Social Welfare Appeal G0110

Year: 2020

Type of Social Welfare: Disability Allowance

Deciding Body: Supreme Court

This is one of two judgments delivered by the Supreme Court in the case of Petecel concerning the refusal of an application for Disability Allowance under the Social Welfare Consolidation Act 2005. This particular judgment deals with the substantive issue of the legal classification of Disability Allowance, as opposed to the appellant’s entitlement to seek judicial review. The procedural issue is addressed in the earlier judgment and is detailed in Casebase Report No. G0109.

The appellant was Catalin Petecel, a Romanian national who lawfully lived and worked in Ireland from 2008-11. He was diagnosed with MS (multiple sclerosis) in 2011 and travelled to Romania for treatment. He returned to the State briefly from February to April 2012 but otherwise has remained in Romania ever since. While there, his condition deteriorated to the point that he was physically unresponsive and being cared for full-time by his mother.

In 2016, Mr. Petecel applied through his legal guardian for Disability Allowance pursuant to section 210(1) of the 2005 Act. The deciding officer refused his application on the basis that he was not resident in the State. The appellant’s solicitors sought a review of that decision pursuant to section 301 submitting that Mr. Petecel was still habitually resident in the State, as his absences were for the purpose of receiving medical care. Furthermore, it was argued that Disability Allowance was a “sickness benefit” for the purpose of Article 3(1)(a) of EU Regulation 883/2004 and therefore “exportable”. The request for a revision was refused by a second deciding officer on 9th June 2017.

Mr. Petecel sought to challenge the said refusal by way of judicial review seeking to quash the relevant decisions and obtain additional declaratory relief. The appellant grounded his leave application on two points. First, he submitted that the deciding officer had erred in finding the appellant was not habitually resident in Ireland. Second, he contended that the State had incorrectly categorised Disability Benefit as a non-exportable “special non-contributory benefit” and sought a preliminary reference to the Court of Justice of the European Union on that basis. 

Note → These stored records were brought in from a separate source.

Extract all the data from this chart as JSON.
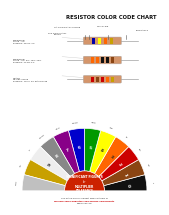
{
  "title": "RESISTOR COLOR CODE CHART",
  "bg_color": "#ffffff",
  "fan_data": [
    {
      "color": "#111111",
      "sig": "0",
      "tol": "",
      "mult": "1",
      "outer": "0"
    },
    {
      "color": "#8B4513",
      "sig": "1",
      "tol": "1%",
      "mult": "10",
      "outer": "1"
    },
    {
      "color": "#CC0000",
      "sig": "2",
      "tol": "2%",
      "mult": "100",
      "outer": "2"
    },
    {
      "color": "#FF6600",
      "sig": "3",
      "tol": "",
      "mult": "1k",
      "outer": "3"
    },
    {
      "color": "#FFFF00",
      "sig": "4",
      "tol": "",
      "mult": "10k",
      "outer": "4"
    },
    {
      "color": "#009900",
      "sig": "5",
      "tol": "0.5%",
      "mult": "100k",
      "outer": "5"
    },
    {
      "color": "#0000CC",
      "sig": "6",
      "tol": "0.25%",
      "mult": "1M",
      "outer": "6"
    },
    {
      "color": "#880088",
      "sig": "7",
      "tol": "0.1%",
      "mult": "10M",
      "outer": "7"
    },
    {
      "color": "#888888",
      "sig": "8",
      "tol": "0.05%",
      "mult": "",
      "outer": "8"
    },
    {
      "color": "#eeeeee",
      "sig": "9",
      "tol": "",
      "mult": "",
      "outer": "9"
    },
    {
      "color": "#C8A000",
      "sig": "",
      "tol": "5%",
      "mult": "0.1",
      "outer": ""
    },
    {
      "color": "#C0C0C0",
      "sig": "",
      "tol": "10%",
      "mult": "0.01",
      "outer": ""
    }
  ],
  "resistors": [
    {
      "bands": [
        "#0000AA",
        "#FFFF00",
        "#FF6600",
        "#C8A000"
      ],
      "label": "Commercial\nStand - 1%\nExample: 390 Ω, 1%"
    },
    {
      "bands": [
        "#FF6600",
        "#FF6600",
        "#111111",
        "#111111",
        "#8B4513"
      ],
      "label": "Commercial\nStand - 2%, 5%, 10%, 20%\nExample: 20 kΩ, 5%"
    },
    {
      "bands": [
        "#CC0000",
        "#8B4513",
        "#CC0000",
        "#FF6600",
        "#C8A000"
      ],
      "label": "Military\nMIL-PRF-39008\nExample: 100 k, 2% Established"
    }
  ],
  "band_labels": [
    "1st SIGNIFICANT\nFIGURE",
    "2nd SIGNIFICANT\nFIGURE",
    "MULTIPLIER",
    "TOLERANCE"
  ],
  "footer_line1": "One of the World's Largest Manufacturers of",
  "footer_line2": "Willcom Semiconductors and Passive Components",
  "footer_url": "www.vishay.com",
  "center_labels": [
    "SIGNIFICANT FIGURES",
    "for",
    "MULTIPLIER",
    "TOLERANCE"
  ]
}
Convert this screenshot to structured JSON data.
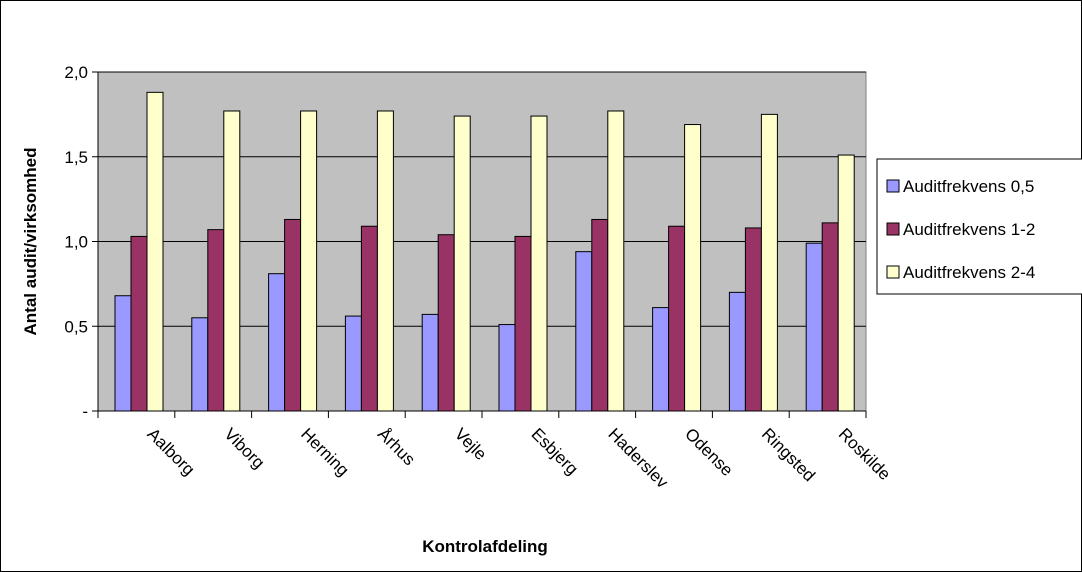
{
  "chart_data": {
    "type": "bar",
    "title": "",
    "xlabel": "Kontrolafdeling",
    "ylabel": "Antal audit/virksomhed",
    "categories": [
      "Aalborg",
      "Viborg",
      "Herning",
      "Århus",
      "Vejle",
      "Esbjerg",
      "Haderslev",
      "Odense",
      "Ringsted",
      "Roskilde"
    ],
    "series": [
      {
        "name": "Auditfrekvens 0,5",
        "color": "#9999ff",
        "values": [
          0.68,
          0.55,
          0.81,
          0.56,
          0.57,
          0.51,
          0.94,
          0.61,
          0.7,
          0.99
        ]
      },
      {
        "name": "Auditfrekvens 1-2",
        "color": "#993366",
        "values": [
          1.03,
          1.07,
          1.13,
          1.09,
          1.04,
          1.03,
          1.13,
          1.09,
          1.08,
          1.11
        ]
      },
      {
        "name": "Auditfrekvens 2-4",
        "color": "#ffffcc",
        "values": [
          1.88,
          1.77,
          1.77,
          1.77,
          1.74,
          1.74,
          1.77,
          1.69,
          1.75,
          1.51
        ]
      }
    ],
    "ylim": [
      0,
      2.0
    ],
    "yticks": [
      "-",
      "0,5",
      "1,0",
      "1,5",
      "2,0"
    ],
    "yticks_values": [
      0,
      0.5,
      1.0,
      1.5,
      2.0
    ],
    "grid": true,
    "plot_background": "#c0c0c0",
    "legend_position": "right"
  }
}
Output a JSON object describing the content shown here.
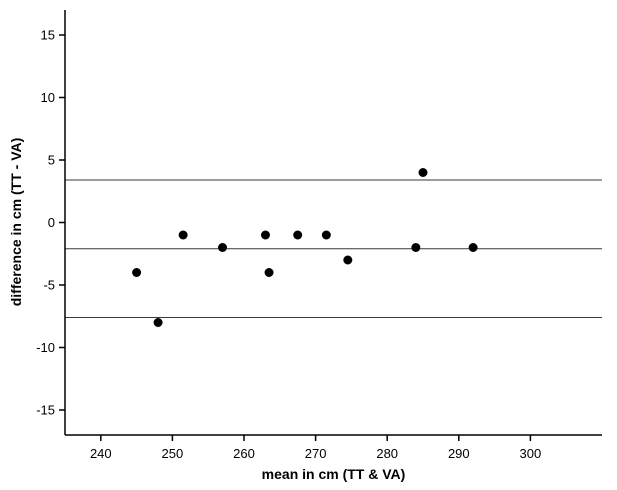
{
  "chart_data": {
    "type": "scatter",
    "title": "",
    "xlabel": "mean in cm (TT & VA)",
    "ylabel": "difference in cm (TT - VA)",
    "xlim": [
      235,
      310
    ],
    "ylim": [
      -17,
      17
    ],
    "xticks": [
      240,
      250,
      260,
      270,
      280,
      290,
      300
    ],
    "yticks": [
      -15,
      -10,
      -5,
      0,
      5,
      10,
      15
    ],
    "points": [
      [
        245,
        -4
      ],
      [
        248,
        -8
      ],
      [
        251.5,
        -1
      ],
      [
        257,
        -2
      ],
      [
        263,
        -1
      ],
      [
        263.5,
        -4
      ],
      [
        267.5,
        -1
      ],
      [
        271.5,
        -1
      ],
      [
        274.5,
        -3
      ],
      [
        284,
        -2
      ],
      [
        285,
        4
      ],
      [
        292,
        -2
      ]
    ],
    "reference_lines": [
      {
        "name": "upper-limit-of-agreement",
        "y": 3.4
      },
      {
        "name": "mean-difference",
        "y": -2.1
      },
      {
        "name": "lower-limit-of-agreement",
        "y": -7.6
      }
    ],
    "grid": false,
    "legend": null,
    "point_color": "#000000",
    "reference_line_color": "#3a3a3a",
    "axis_color": "#000000",
    "background": "#ffffff"
  }
}
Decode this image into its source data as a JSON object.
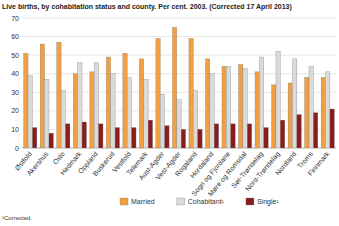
{
  "chart_data": {
    "type": "bar",
    "title": "Live births, by cohabitation status and county. Per cent. 2003. (Corrected 17 April 2013)",
    "categories": [
      "Østfold",
      "Akershus",
      "Oslo",
      "Hedmark",
      "Oppland",
      "Buskerud",
      "Vestfold",
      "Telemark",
      "Aust-Agder",
      "Vest-Agder",
      "Rogaland",
      "Hordaland",
      "Sogn og Fjordane",
      "Møre og Romsdal",
      "Sør-Trøndelag",
      "Nord-Trøndelag",
      "Nordland",
      "Troms",
      "Finnmark"
    ],
    "series": [
      {
        "name": "Married",
        "color": "#f0a040",
        "values": [
          51,
          56,
          57,
          40,
          41,
          49,
          51,
          48,
          59,
          65,
          59,
          48,
          44,
          45,
          41,
          34,
          35,
          38,
          38
        ]
      },
      {
        "name": "Cohabitant¹",
        "color": "#dadada",
        "values": [
          39,
          37,
          31,
          46,
          46,
          40,
          38,
          37,
          29,
          26,
          31,
          40,
          44,
          43,
          49,
          52,
          48,
          44,
          41
        ]
      },
      {
        "name": "Single¹",
        "color": "#8b1c1c",
        "values": [
          11,
          8,
          13,
          14,
          13,
          11,
          11,
          15,
          12,
          10,
          10,
          13,
          13,
          13,
          11,
          15,
          18,
          19,
          21
        ]
      }
    ],
    "ylim": [
      0,
      70
    ],
    "yticks": [
      0,
      10,
      20,
      30,
      40,
      50,
      60,
      70
    ],
    "grid": true,
    "legend": "bottom",
    "annotations": [
      "¹Corrected."
    ]
  }
}
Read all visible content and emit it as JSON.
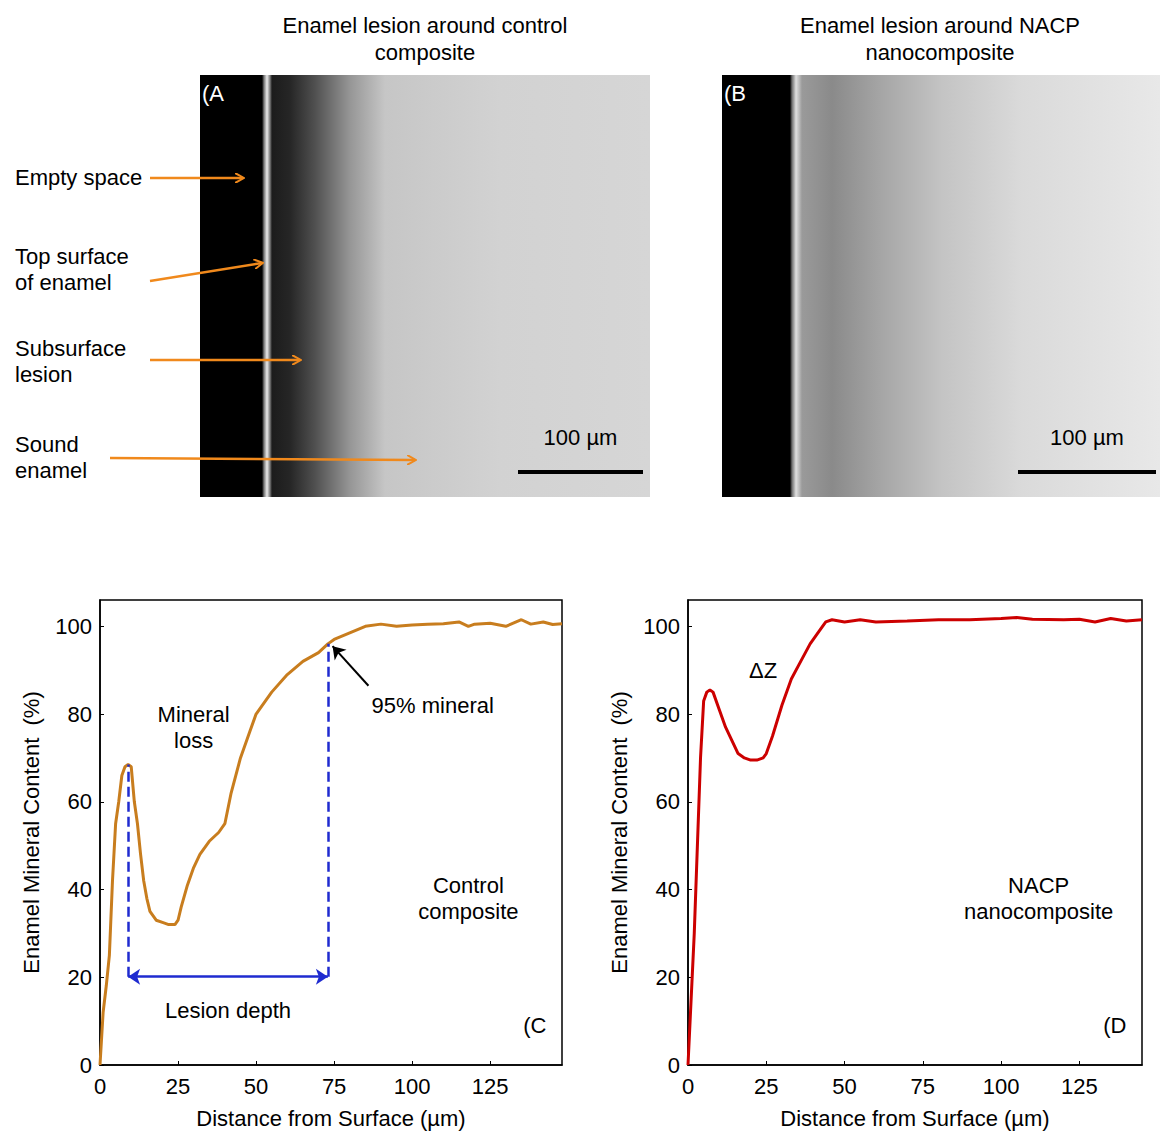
{
  "images": [
    {
      "title": "Enamel lesion around control composite",
      "letter": "(A",
      "labels": [
        "Empty space",
        "Top surface of enamel",
        "Subsurface lesion",
        "Sound enamel"
      ],
      "scale_bar": "100 µm"
    },
    {
      "title": "Enamel lesion around NACP nanocomposite",
      "letter": "(B",
      "scale_bar": "100 µm"
    }
  ],
  "chart_data": [
    {
      "type": "line",
      "x_label": "Distance from Surface (µm)",
      "y_label": "Enamel Mineral Content  (%)",
      "x": [
        0,
        1,
        2,
        3,
        4,
        5,
        6,
        7,
        8,
        9,
        10,
        11,
        12,
        13,
        14,
        15,
        16,
        18,
        20,
        22,
        24,
        25,
        26,
        28,
        30,
        32,
        35,
        38,
        40,
        42,
        45,
        48,
        50,
        55,
        60,
        65,
        70,
        73,
        75,
        80,
        85,
        90,
        95,
        100,
        105,
        110,
        115,
        118,
        120,
        125,
        130,
        135,
        138,
        142,
        145,
        148
      ],
      "values": [
        0,
        12,
        18,
        25,
        42,
        55,
        60,
        66,
        68,
        68.5,
        68,
        60,
        55,
        48,
        42,
        38,
        35,
        33,
        32.5,
        32,
        32,
        33,
        36,
        41,
        45,
        48,
        51,
        53,
        55,
        62,
        70,
        76,
        80,
        85,
        89,
        92,
        94,
        96,
        97,
        98.5,
        100,
        100.5,
        100,
        100.3,
        100.5,
        100.6,
        101,
        100,
        100.5,
        100.7,
        100,
        101.5,
        100.5,
        101,
        100.4,
        100.6
      ],
      "color": "#c87d1e",
      "xlim": [
        0,
        148
      ],
      "xticks": [
        0,
        25,
        50,
        75,
        100,
        125
      ],
      "ylim": [
        0,
        106
      ],
      "yticks": [
        0,
        20,
        40,
        60,
        80,
        100
      ],
      "grid": false,
      "lesion_depth": [
        9,
        73
      ],
      "annotations": [
        "Mineral loss",
        "95% mineral",
        "Lesion depth",
        "Control composite",
        "(C"
      ]
    },
    {
      "type": "line",
      "x_label": "Distance from Surface (µm)",
      "y_label": "Enamel Mineral Content  (%)",
      "x": [
        0,
        2,
        4,
        5,
        6,
        7,
        8,
        10,
        12,
        14,
        16,
        18,
        20,
        22,
        24,
        25,
        27,
        30,
        33,
        36,
        39,
        42,
        44,
        46,
        50,
        55,
        60,
        70,
        80,
        90,
        100,
        105,
        110,
        120,
        125,
        130,
        135,
        140,
        145
      ],
      "values": [
        0,
        30,
        70,
        83,
        85,
        85.5,
        85,
        81,
        77,
        74,
        71,
        70,
        69.5,
        69.5,
        70,
        71,
        75,
        82,
        88,
        92,
        96,
        99,
        101,
        101.5,
        101,
        101.5,
        101,
        101.2,
        101.5,
        101.5,
        101.8,
        102,
        101.6,
        101.5,
        101.6,
        101,
        101.8,
        101.2,
        101.5
      ],
      "color": "#cc0000",
      "xlim": [
        0,
        145
      ],
      "xticks": [
        0,
        25,
        50,
        75,
        100,
        125
      ],
      "ylim": [
        0,
        106
      ],
      "yticks": [
        0,
        20,
        40,
        60,
        80,
        100
      ],
      "grid": false,
      "annotations": [
        "ΔZ",
        "NACP nanocomposite",
        "(D"
      ]
    }
  ]
}
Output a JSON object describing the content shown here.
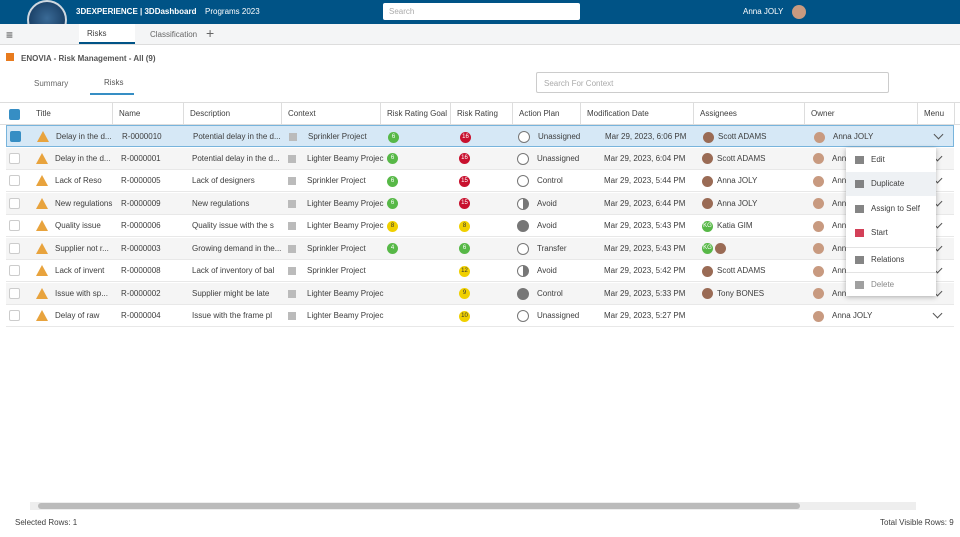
{
  "topbar": {
    "brand": "3DEXPERIENCE | 3DDashboard",
    "programs": "Programs 2023",
    "search_placeholder": "Search",
    "user": "Anna JOLY"
  },
  "tabs": [
    "Risks",
    "Classification"
  ],
  "app_title": "ENOVIA - Risk Management - All (9)",
  "view_tabs": [
    "Summary",
    "Risks"
  ],
  "context_search_placeholder": "Search For Context",
  "table": {
    "columns": [
      "Title",
      "Name",
      "Description",
      "Context",
      "Risk Rating Goal",
      "Risk Rating",
      "Action Plan",
      "Modification Date",
      "Assignees",
      "Owner",
      "Menu"
    ],
    "rows": [
      {
        "title": "Delay in the d...",
        "name": "R-0000010",
        "description": "Potential delay in the d...",
        "context": "Sprinkler Project",
        "goal": 6,
        "rating": 16,
        "action": "Unassigned",
        "action_icon": "empty",
        "modified": "Mar 29, 2023, 6:06 PM",
        "assignee": "Scott ADAMS",
        "assignee_initials": null,
        "owner": "Anna JOLY"
      },
      {
        "title": "Delay in the d...",
        "name": "R-0000001",
        "description": "Potential delay in the d...",
        "context": "Lighter Beamy Projec",
        "goal": 6,
        "rating": 16,
        "action": "Unassigned",
        "action_icon": "empty",
        "modified": "Mar 29, 2023, 6:04 PM",
        "assignee": "Scott ADAMS",
        "assignee_initials": null,
        "owner": "Anna JOLY"
      },
      {
        "title": "Lack of Reso",
        "name": "R-0000005",
        "description": "Lack of designers",
        "context": "Sprinkler Project",
        "goal": 6,
        "rating": 15,
        "action": "Control",
        "action_icon": "empty",
        "modified": "Mar 29, 2023, 5:44 PM",
        "assignee": "Anna JOLY",
        "assignee_initials": null,
        "owner": "Anna JOLY"
      },
      {
        "title": "New regulations",
        "name": "R-0000009",
        "description": "New regulations",
        "context": "Lighter Beamy Projec",
        "goal": 6,
        "rating": 15,
        "action": "Avoid",
        "action_icon": "half",
        "modified": "Mar 29, 2023, 6:44 PM",
        "assignee": "Anna JOLY",
        "assignee_initials": null,
        "owner": "Anna JOLY"
      },
      {
        "title": "Quality issue",
        "name": "R-0000006",
        "description": "Quality issue with the s",
        "context": "Lighter Beamy Projec",
        "goal": 8,
        "rating": 8,
        "action": "Avoid",
        "action_icon": "full",
        "modified": "Mar 29, 2023, 5:43 PM",
        "assignee": "Katia GIM",
        "assignee_initials": "KG",
        "owner": "Anna JOLY"
      },
      {
        "title": "Supplier not r...",
        "name": "R-0000003",
        "description": "Growing demand in the...",
        "context": "Sprinkler Project",
        "goal": 4,
        "rating": 6,
        "action": "Transfer",
        "action_icon": "empty",
        "modified": "Mar 29, 2023, 5:43 PM",
        "assignee": null,
        "assignee_initials": "KG",
        "owner": "Anna JOLY"
      },
      {
        "title": "Lack of invent",
        "name": "R-0000008",
        "description": "Lack of inventory of bal",
        "context": "Sprinkler Project",
        "goal": null,
        "rating": 12,
        "action": "Avoid",
        "action_icon": "half",
        "modified": "Mar 29, 2023, 5:42 PM",
        "assignee": "Scott ADAMS",
        "assignee_initials": null,
        "owner": "Anna JOLY"
      },
      {
        "title": "Issue with sp...",
        "name": "R-0000002",
        "description": "Supplier might be late",
        "context": "Lighter Beamy Projec",
        "goal": null,
        "rating": 9,
        "action": "Control",
        "action_icon": "full",
        "modified": "Mar 29, 2023, 5:33 PM",
        "assignee": "Tony BONES",
        "assignee_initials": null,
        "owner": "Anna JOLY"
      },
      {
        "title": "Delay of raw",
        "name": "R-0000004",
        "description": "Issue with the frame pl",
        "context": "Lighter Beamy Projec",
        "goal": null,
        "rating": 10,
        "action": "Unassigned",
        "action_icon": "empty",
        "modified": "Mar 29, 2023, 5:27 PM",
        "assignee": null,
        "assignee_initials": null,
        "owner": "Anna JOLY"
      }
    ]
  },
  "context_menu": [
    "Edit",
    "Duplicate",
    "Assign to Self",
    "Start",
    "Relations",
    "Delete"
  ],
  "footer": {
    "selected": "Selected Rows: 1",
    "total": "Total Visible Rows: 9"
  }
}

When the matter came before the Supreme Court, and having determined the procedural issue, O’Malley J. invited the parties to make further written submissions on the classification issue. She was particularly interested in two issues, namely the “rehabilitative work” aspect of the earnings disregard that applied in the means test for Disability Allowance and the relevant disqualification criteria. O’Malley J. was of the view that there were elements of sections 210 and 212 of the 2005 Act that possibly indicated there may have been a medical purpose to the overall conditions of eligibility attached to Disability Allowance at the time of Mr. Petecel’s claim and sought supplemental submissions on that basis. The Supreme Court concluded that Disability Allowance was a form of social assistance payment properly classified as a non-exportable “special non-contributory cash payment” within the meaning of Article 70(2) of Regulation 883/2004. The payment was not linked to any medical purpose. Accordingly, Mr. Petecel was not entitled to Disability Allowance and his appeal was dismissed.